Een speciaal register voor drugsgerelateerde sterfte kan een nauwkeuriger beeld geven van het aantal mensen dat in Nederland overlijdt door drugsgebruik. Deze informatie is belangrijk voor drugsbeleid en drugspreventie.
Vragen?
Aanleiding
Het Trimbos-instituut rapporteert jaarlijks over het aantal mensen dat overlijdt aan de gevolgen van drugsgebruik. Tot op heden zijn gegevens over de drugsgerelateerde sterfte afgeleid uit de algemene doodsoorzakenstatistiek van het Centraal Bureau voor de Statistiek (CBS). Daarbij worden sterfgevallen geselecteerd op basis van ICD-10 codes, zoals gespecificeerd in het protocol van het European Monitoring Centerfor Drugs and Drug Addiction (EMCDDA). De doodsoorzakenstatistiek is echter niet toereikend voor het verkrijgen van een volledig beeld van de aard, achtergronden en de totale omvang van drugsgerelateerde sterfte is. De huidige registratie:
- Is niet altijd specifiek. Zo worden ecstasy, amfetamine en khat volgens het internationale ICD-10 protocol onder dezelfde code geregistreerd. Het aantal sterfgevallen per middel is daardoor niet te achterhalen.

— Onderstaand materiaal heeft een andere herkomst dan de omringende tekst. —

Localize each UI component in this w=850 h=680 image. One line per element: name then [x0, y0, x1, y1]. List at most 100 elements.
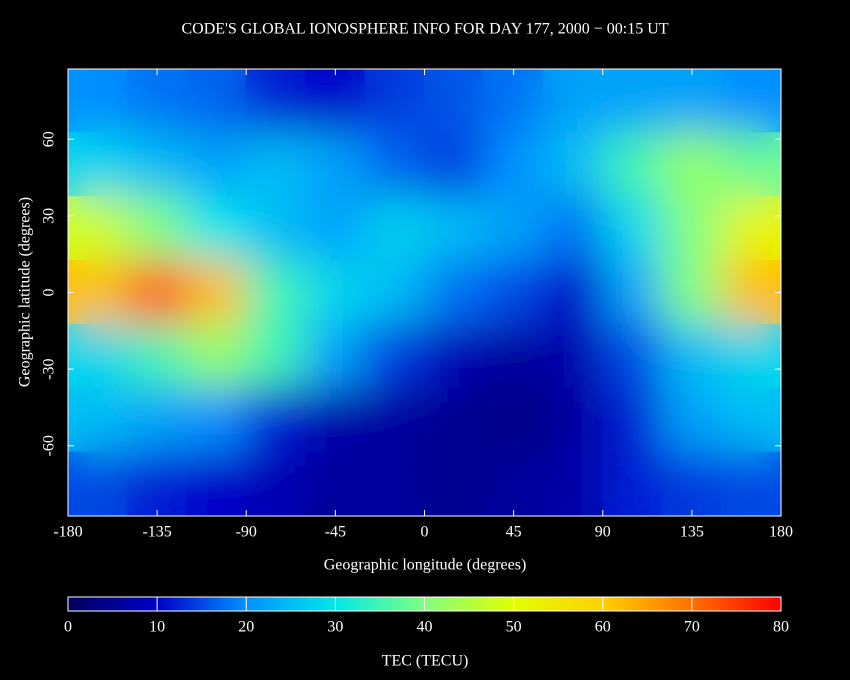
tec-cell	[661, 451, 723, 516]
tec-cell	[245, 451, 307, 516]
tec-cell	[424, 260, 485, 325]
map-area	[68, 69, 781, 516]
tec-cell	[364, 69, 425, 134]
tec-cell	[661, 132, 723, 198]
tec-cell	[483, 260, 544, 325]
tec-cell	[483, 196, 544, 262]
tec-cell	[186, 323, 247, 389]
tec-cell	[721, 132, 781, 198]
tec-cell	[364, 387, 425, 453]
colorbar-tick-label: 50	[506, 619, 522, 636]
y-tick-label: 0	[41, 289, 58, 297]
tec-cell	[305, 387, 366, 453]
tec-cell	[305, 260, 366, 325]
tec-cell	[68, 196, 128, 262]
tec-cell	[245, 323, 307, 389]
colorbar-tick-label: 20	[238, 619, 254, 636]
y-tick-label: 30	[41, 208, 58, 224]
tec-cell	[721, 196, 781, 262]
colorbar-tick-label: 10	[149, 619, 165, 636]
tec-cell	[424, 451, 485, 516]
y-tick-label: -30	[41, 358, 58, 379]
tec-cell	[542, 323, 604, 389]
tec-cell	[424, 132, 485, 198]
tec-cell	[721, 323, 781, 389]
colorbar-tick-label: 60	[595, 619, 611, 636]
tec-cell	[364, 323, 425, 389]
tec-cell	[542, 451, 604, 516]
colorbar-tick-label: 0	[64, 619, 72, 636]
tec-cell	[721, 451, 781, 516]
colorbar-tick-label: 80	[773, 619, 789, 636]
tec-cell	[424, 323, 485, 389]
tec-cell	[305, 323, 366, 389]
tec-cell	[245, 260, 307, 325]
colorbar-label: TEC (TECU)	[382, 653, 469, 670]
tec-cell	[305, 132, 366, 198]
x-tick-label: -180	[53, 524, 82, 541]
tec-cell	[542, 69, 604, 134]
tec-cell	[186, 69, 247, 134]
tec-cell	[364, 132, 425, 198]
tec-cell	[483, 387, 544, 453]
tec-cell	[186, 260, 247, 325]
tec-cell	[542, 132, 604, 198]
tec-cell	[721, 387, 781, 453]
tec-cell	[602, 260, 663, 325]
tec-cell	[424, 196, 485, 262]
tec-cell	[186, 132, 247, 198]
tec-cell	[305, 451, 366, 516]
tec-cell	[661, 323, 723, 389]
tec-cell	[424, 69, 485, 134]
tec-cell	[68, 323, 128, 389]
tec-cell	[305, 196, 366, 262]
chart-title: CODE'S GLOBAL IONOSPHERE INFO FOR DAY 17…	[181, 21, 668, 38]
tec-cell	[602, 451, 663, 516]
y-tick-label: 60	[41, 131, 58, 147]
tec-cell	[126, 323, 188, 389]
colorbar-tick-label: 70	[684, 619, 700, 636]
tec-cell	[186, 387, 247, 453]
x-tick-label: 45	[506, 524, 522, 541]
tec-cell	[126, 69, 188, 134]
tec-cell	[602, 69, 663, 134]
tec-cell	[68, 260, 128, 325]
tec-cell	[661, 260, 723, 325]
tec-cell	[305, 69, 366, 134]
tec-cell	[602, 196, 663, 262]
x-axis-label: Geographic longitude (degrees)	[324, 557, 527, 574]
y-tick-label: -60	[41, 435, 58, 456]
tec-cell	[126, 451, 188, 516]
x-tick-label: 90	[595, 524, 611, 541]
tec-cell	[661, 196, 723, 262]
tec-cell	[186, 196, 247, 262]
tec-cell	[424, 387, 485, 453]
tec-cell	[721, 260, 781, 325]
tec-cell	[126, 132, 188, 198]
tec-cell	[483, 132, 544, 198]
tec-cell	[602, 132, 663, 198]
tec-cell	[68, 132, 128, 198]
tec-cell	[245, 132, 307, 198]
tec-cell	[364, 196, 425, 262]
tec-cell	[483, 69, 544, 134]
tec-cell	[68, 451, 128, 516]
tec-cell	[364, 451, 425, 516]
tec-cell	[661, 387, 723, 453]
tec-cell	[126, 260, 188, 325]
tec-cell	[364, 260, 425, 325]
x-tick-label: 135	[680, 524, 704, 541]
tec-cell	[126, 387, 188, 453]
colorbar-tick-label: 40	[417, 619, 433, 636]
tec-cell	[68, 69, 128, 134]
tec-cell	[245, 69, 307, 134]
tec-cell	[661, 69, 723, 134]
tec-cell	[245, 387, 307, 453]
tec-cell	[542, 260, 604, 325]
map-cells-smooth	[68, 69, 781, 516]
y-axis-label: Geographic latitude (degrees)	[17, 197, 34, 387]
tec-cell	[721, 69, 781, 134]
tec-cell	[602, 387, 663, 453]
colorbar-tick-label: 30	[327, 619, 343, 636]
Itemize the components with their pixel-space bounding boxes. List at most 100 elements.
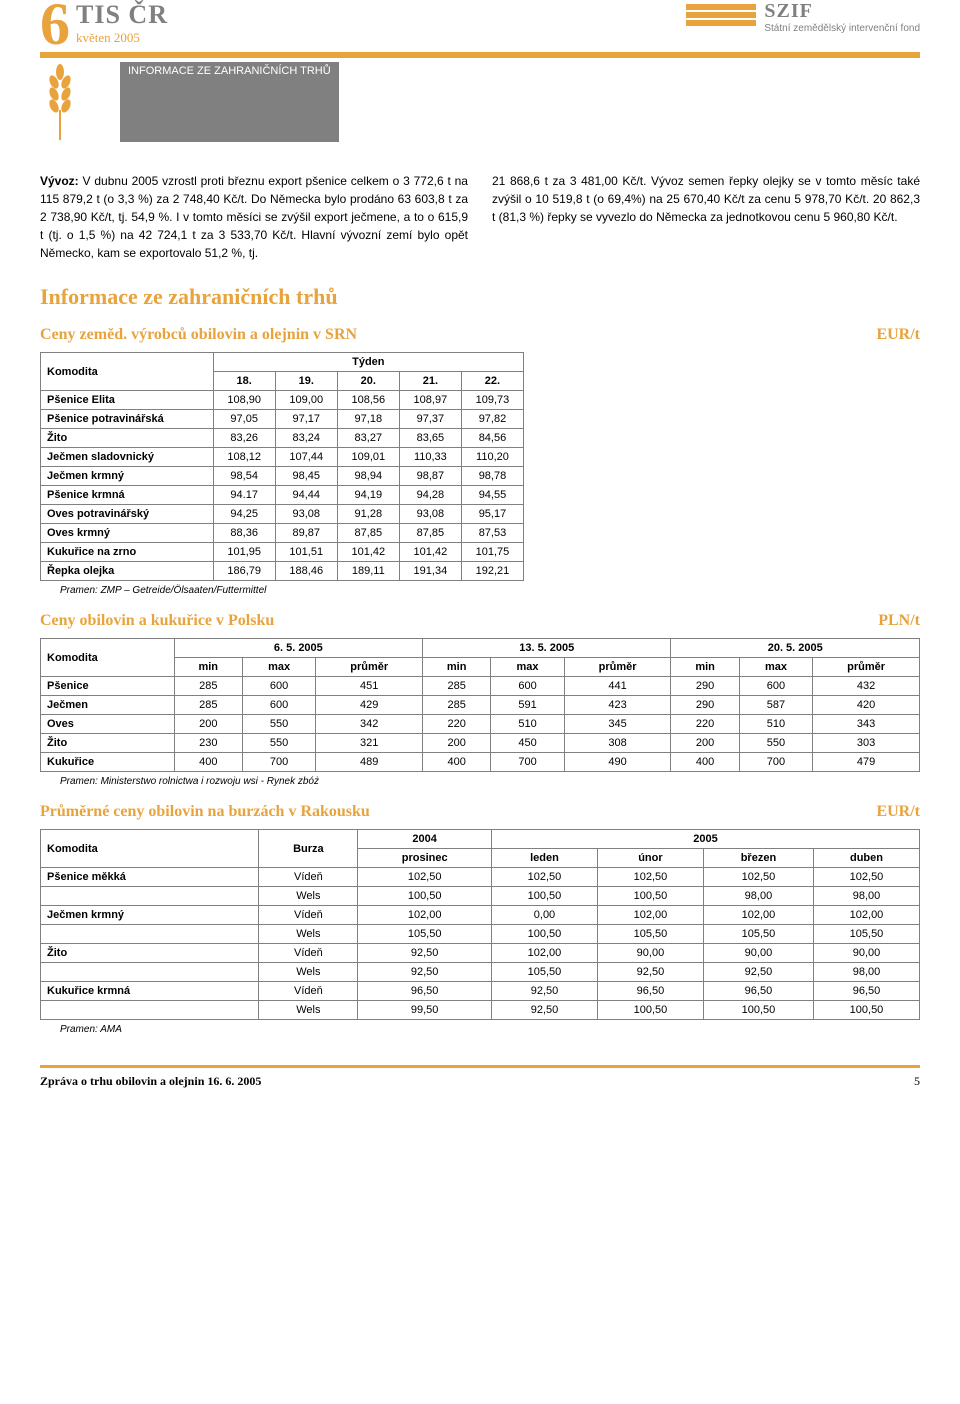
cell: 100,50: [358, 887, 492, 906]
cell: 97,37: [399, 410, 461, 429]
rakousko-month-header: prosinec: [358, 849, 492, 868]
cell: 109,73: [461, 391, 523, 410]
rakousko-heading: Průměrné ceny obilovin na burzách v Rako…: [40, 803, 920, 821]
body-text: Vývoz: V dubnu 2005 vzrostl proti březnu…: [40, 172, 920, 262]
cell: 285: [174, 677, 242, 696]
vyvoz-label: Vývoz:: [40, 174, 79, 188]
cell: 92,50: [703, 963, 813, 982]
rakousko-th-komodita: Komodita: [41, 830, 259, 868]
cell: 591: [491, 696, 564, 715]
rakousko-th-burza: Burza: [259, 830, 358, 868]
cell: 432: [813, 677, 920, 696]
burza-cell: Vídeň: [259, 868, 358, 887]
cell: 97,17: [275, 410, 337, 429]
cell: 220: [671, 715, 739, 734]
polsko-date-1: 13. 5. 2005: [423, 639, 671, 658]
cell: 99,50: [358, 1001, 492, 1020]
cell: 308: [564, 734, 671, 753]
cell: 189,11: [337, 562, 399, 581]
cell: 342: [316, 715, 423, 734]
srn-week-header: 22.: [461, 372, 523, 391]
cell: 98,54: [213, 467, 275, 486]
cell: 321: [316, 734, 423, 753]
cell: 303: [813, 734, 920, 753]
cell: 700: [739, 753, 812, 772]
cell: 105,50: [813, 925, 919, 944]
cell: 700: [491, 753, 564, 772]
cell: 97,05: [213, 410, 275, 429]
cell: 87,85: [337, 524, 399, 543]
cell: 230: [174, 734, 242, 753]
table-row: Žito230550321200450308200550303: [41, 734, 920, 753]
cell: 290: [671, 696, 739, 715]
szif-subtitle: Státní zemědělský intervenční fond: [764, 23, 920, 34]
cell: 108,97: [399, 391, 461, 410]
cell: 285: [174, 696, 242, 715]
row-label: Ječmen sladovnický: [41, 448, 214, 467]
szif-logo-icon: [686, 4, 756, 26]
row-label: [41, 1001, 259, 1020]
cell: 441: [564, 677, 671, 696]
cell: 429: [316, 696, 423, 715]
polsko-th-komodita: Komodita: [41, 639, 175, 677]
cell: 700: [242, 753, 315, 772]
cell: 550: [739, 734, 812, 753]
rakousko-source: Pramen: AMA: [60, 1024, 920, 1035]
polsko-subheader: max: [491, 658, 564, 677]
row-label: Řepka olejka: [41, 562, 214, 581]
issue-number: 6: [40, 0, 70, 48]
polsko-subheader: min: [174, 658, 242, 677]
cell: 109,00: [275, 391, 337, 410]
table-row: Ječmen sladovnický108,12107,44109,01110,…: [41, 448, 524, 467]
cell: 102,00: [597, 906, 703, 925]
row-label: Pšenice: [41, 677, 175, 696]
table-row: Oves potravinářský94,2593,0891,2893,0895…: [41, 505, 524, 524]
cell: 102,00: [813, 906, 919, 925]
cell: 90,00: [703, 944, 813, 963]
cell: 110,33: [399, 448, 461, 467]
cell: 285: [423, 696, 491, 715]
cell: 83,26: [213, 429, 275, 448]
cell: 94,55: [461, 486, 523, 505]
polsko-unit: PLN/t: [878, 612, 920, 630]
cell: 192,21: [461, 562, 523, 581]
polsko-date-2: 20. 5. 2005: [671, 639, 920, 658]
cell: 290: [671, 677, 739, 696]
rakousko-year1: 2004: [358, 830, 492, 849]
cell: 92,50: [492, 982, 598, 1001]
header-date: květen 2005: [76, 30, 168, 46]
cell: 94,25: [213, 505, 275, 524]
srn-unit: EUR/t: [876, 326, 920, 344]
cell: 83,27: [337, 429, 399, 448]
wheat-icon: [40, 62, 80, 142]
cell: 600: [242, 677, 315, 696]
page-header: 6 TIS ČR květen 2005 SZIF Státní zeměděl…: [40, 0, 920, 58]
rakousko-month-header: březen: [703, 849, 813, 868]
cell: 109,01: [337, 448, 399, 467]
cell: 83,24: [275, 429, 337, 448]
cell: 100,50: [492, 925, 598, 944]
row-label: Kukuřice: [41, 753, 175, 772]
rakousko-year2: 2005: [492, 830, 920, 849]
row-label: Pšenice krmná: [41, 486, 214, 505]
cell: 91,28: [337, 505, 399, 524]
table-row: Řepka olejka186,79188,46189,11191,34192,…: [41, 562, 524, 581]
cell: 102,50: [358, 868, 492, 887]
cell: 108,12: [213, 448, 275, 467]
row-label: Oves krmný: [41, 524, 214, 543]
cell: 93,08: [399, 505, 461, 524]
polsko-subheader: max: [242, 658, 315, 677]
body-col1-text: V dubnu 2005 vzrostl proti březnu export…: [40, 174, 468, 260]
rakousko-month-header: únor: [597, 849, 703, 868]
row-label: Oves potravinářský: [41, 505, 214, 524]
cell: 600: [242, 696, 315, 715]
tis-label: TIS ČR: [76, 0, 168, 30]
cell: 188,46: [275, 562, 337, 581]
table-row: Oves200550342220510345220510343: [41, 715, 920, 734]
table-row: Žito83,2683,2483,2783,6584,56: [41, 429, 524, 448]
cell: 200: [423, 734, 491, 753]
row-label: Ječmen krmný: [41, 906, 259, 925]
burza-cell: Vídeň: [259, 982, 358, 1001]
srn-week-header: 21.: [399, 372, 461, 391]
table-row: Pšenice krmná94.1794,4494,1994,2894,55: [41, 486, 524, 505]
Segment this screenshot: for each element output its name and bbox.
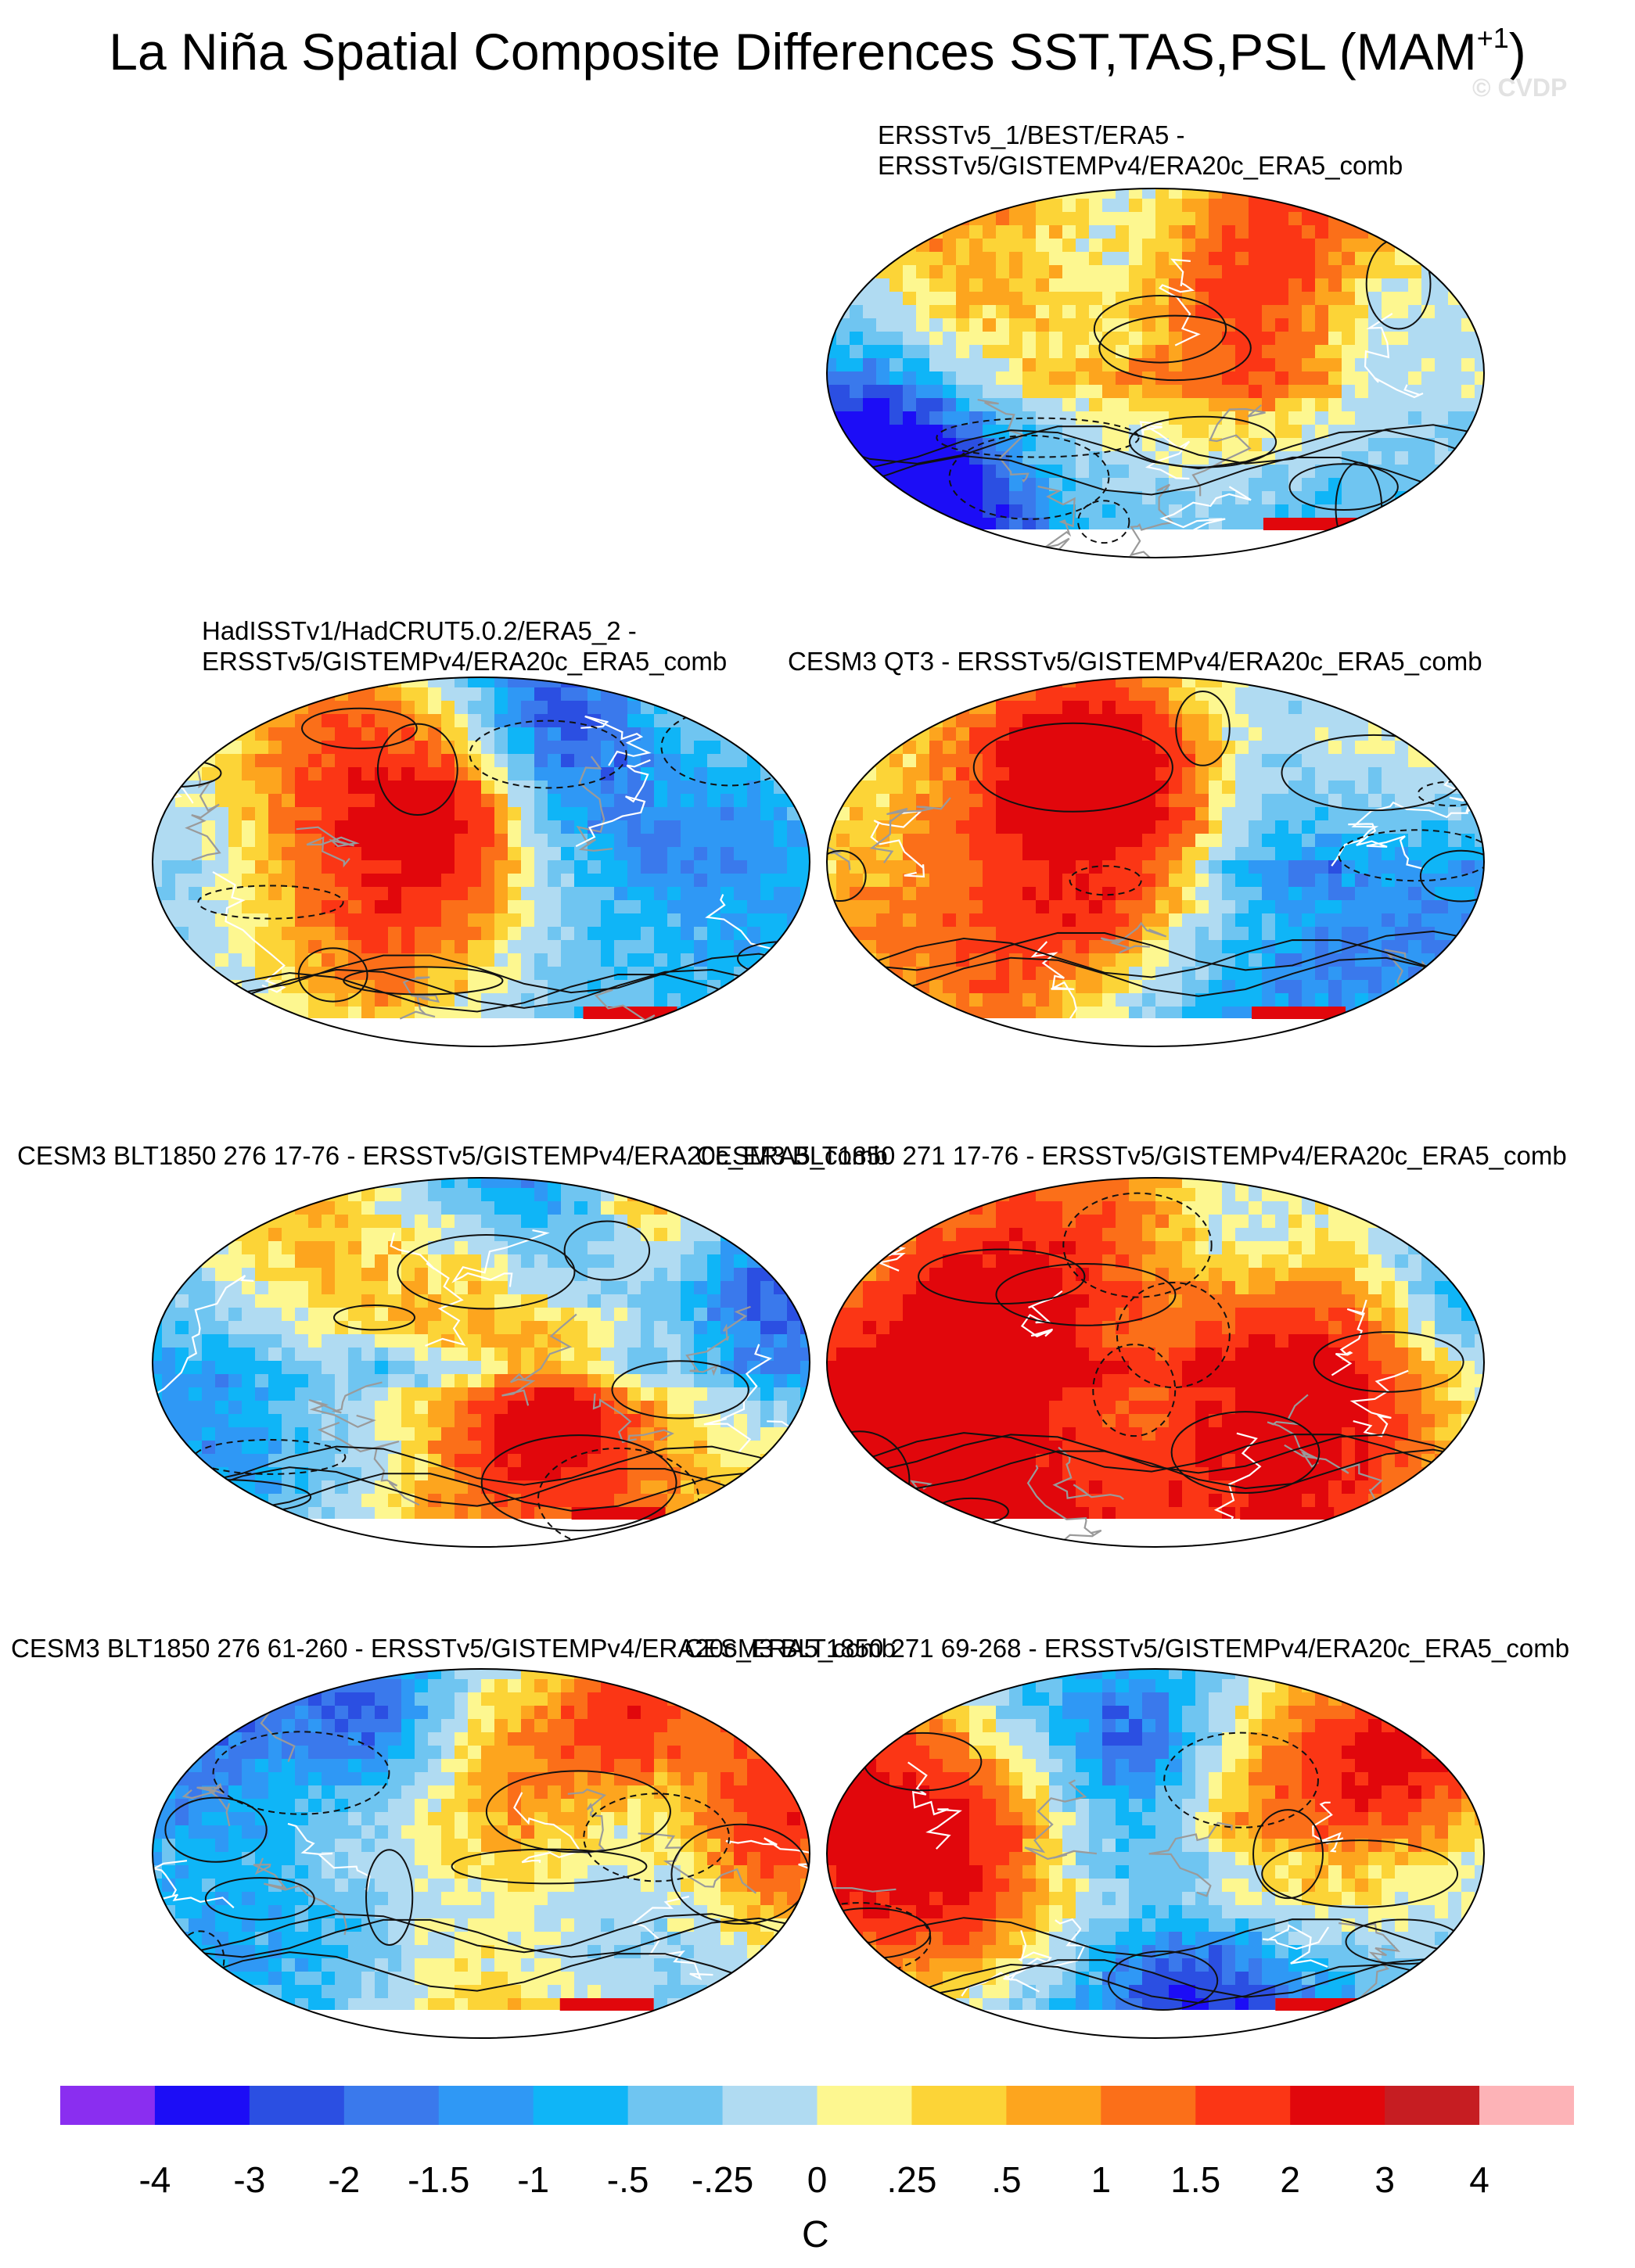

- Is vermoedelijk onvolledig, omdat het CBS niet altijd alle informatie over iemands overlijden ontvangt waardoor de bijdrage of rol van drugsgebruik niet altijd wordt herkend.
- Is niet altijd actueel; cijfers gaan altijd over het afgelopen jaar. Een actueel beeld is daardoor niet beschikbaar.
Daarbij geeft de ICD-10 codering geen ruimte voor het coderen van context en achtergrond informatie. Door ook gegevens te verzamelen over de omstandigheden van overlijden en de achtergrond van de overledene, kunnen gerichte preventiemaatregelen aangescherpt worden.
Doel project
In 2020 is onderzocht wat de meerwaarde is van een speciaal register ten opzichte van de huidige registratie op basis van de doodsoorzakenstatistiek en of de implementatie van een dergelijk register mogelijk is. Naar aanleiding van dit onderzoek hebben het Trimbos-instituut en de GGD Amsterdam aanbevelingen gedaan voor het speciaal register.
Het speciaal register
De basis voor het speciaal register is een registratiesysteem voor forensisch artsen ‘Formatus’ (een systeem waarin de forensisch arts o.a. verslag legt van de lijkschouw). Dit systeem heeft een nagenoeg landelijke dekking en bevat meer informatie dan het CBS voor codering in de doodsoorzakenstatistiek ontvangt. De meerwaarde van het gebruik van dit systeem als bronbestand werd in het project bevestigd (zie rapport). Een voorgestelde blauwdruk van het speciaal register voor drugsgerelateerde sterfte bevat informatie uit de gehele lijkschouwrapporten inclusief postmortaal toxicologische gegevens. Zo kunnen we:
- Preciezer bijhouden hoeveel mensen door gebruik van een specifieke drug zijn overleden.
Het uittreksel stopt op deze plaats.